Melihat respon Riki yang kurang baik ketika ditanya soal asal-muasalnya aku alihkan pembicaraan. “Wiiih,,,bagus sekaligambarmu dek, coba Aku lihat sambil memegang tangannya yang bergambar naga, ini kamu yang buat?” aku mencoba mengalihkan pembicaraan.

“Iy jawabnya singkat”, dengan badan yang masih membelakangiku.

“wiiich,,,hebat kau dek”, coba kamu gambar di buku gambar terus dikasih warna pasti bagus.

“Aku tidak punya uang untuk beli buku gambar bang”. Katanya dengan suara memelas.

“Minta sama bapak atau ibunya khan bisa lanjutku”, paling-paling buku gambar harganya 2000-3000 ribuan, memancing dia mau bercerita sama aku mengenai dirinya.

“Bapakku sudah tidak ada bang”, sudah kurang lebih satu tahun dia meninggal, Riki mulai membuka diri sama aku, dia menatapku dengan tatapan yang tajam dan sorot mata berbinar-binar, mencari tahu bahwa aku memang bisa dipercaya untuk cerita seperti ini. Akupun menatapnya dalam-dalam sebagai tandan bahwa aku mau mendengarkan apa yang dia cerita dan bersimpati kepadanya.

“Yang sabar ya dek”, kita sama bapakkujuga sudah lama meniggal sekitar 3 tahun yang lalu tandasku mengimbangi ceritanya Riki.

“Teruz sakarang tinggal sama ibumu?” tanyaku lagi ingin tahu lebih jauh.

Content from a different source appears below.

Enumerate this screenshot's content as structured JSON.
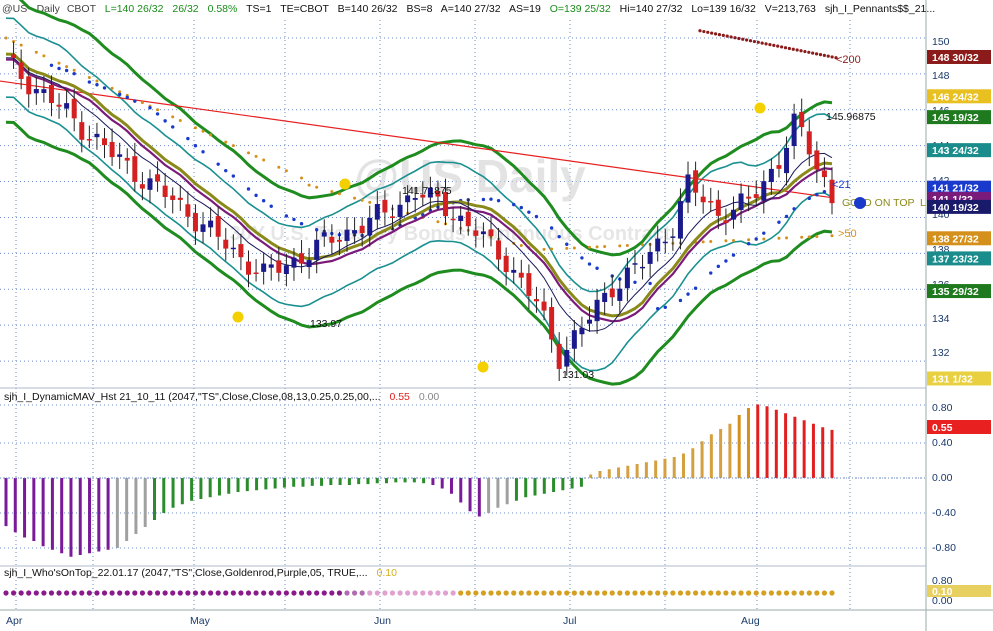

“Tidak bang sama bibi”. Jawabnya dengan nada lirih sambil membalikkan badannya dan menghadap kepadaku. Riki kelihatannya sedikit demi sedikit sudah mulaI percaya kepadaku sambil melanjutkan cerita tantang kehidupan bersama bibiknya.

“Ibumu kemana?” kataku dengan nada sedikit mamaksa, aku semakin penasaran dengan kehidupan Riki dan terus menghujaninya dengan pertanyaan-pertanyaan.

“Dia sekarang lagi di Saudi bang”. Saudi? Tandasku lagi dengan nada tidak percaya.

“Iy bang Saudi” katanya sambil cengingisan menghadap teman-temannya yang fokus melihat dia..

“Semua sudah jadi?” Aku memecahkan fokus anak-anak yang masih melihat Riki.

“Belum pak, belum tinggal sedikit”, kata mereka dengan suara yang saling berebutan.

“Kalau begitu aku kasih waktu tinggal 10 menit lagi”. Jadi tidak jadi,,,harus dipresentasikan.

Mendengar sisa waktu yang ada, Semua bergegas kembali mengerjakan tugas kelompok yang aku berikan. Aku masih duduk didekatnya Riki. Melihat anak-anak sudah kembali fokus dengan pekerjaannya. Aku melanjutkan kembali perbincanganku dengan Riki yang sempat tertunda tadi.

“Riki sering dikirimi ibu uang?” melanjutkan pertanyaanku sama Riki.

“Aku tidak tahu bang” bibiku saja yang tahu karena sekarang aku tinggal sama dia.

“Riki pernah ditelpon sama ibu?” tanyanku terus menggali informasi tentang dirinya.

“Pernah bang kemarin dia telpon sama bibik dan ngomong juga sama Riki”.

“Riki kangen ya sama Ibu?”

Pertanyaan terakhirku membuat Riki terdiam tidak berkata apa-apa. Matanya berkaca-kaca dia seperti ingin menumpahkan semua air mata kangennya sama Ibu bapak yang jauh darinya. Melihat hal tersebut aku cepat-capat mengucapkan kata maaf kepadanya, tapi diapun tetap diam tidak bergeming...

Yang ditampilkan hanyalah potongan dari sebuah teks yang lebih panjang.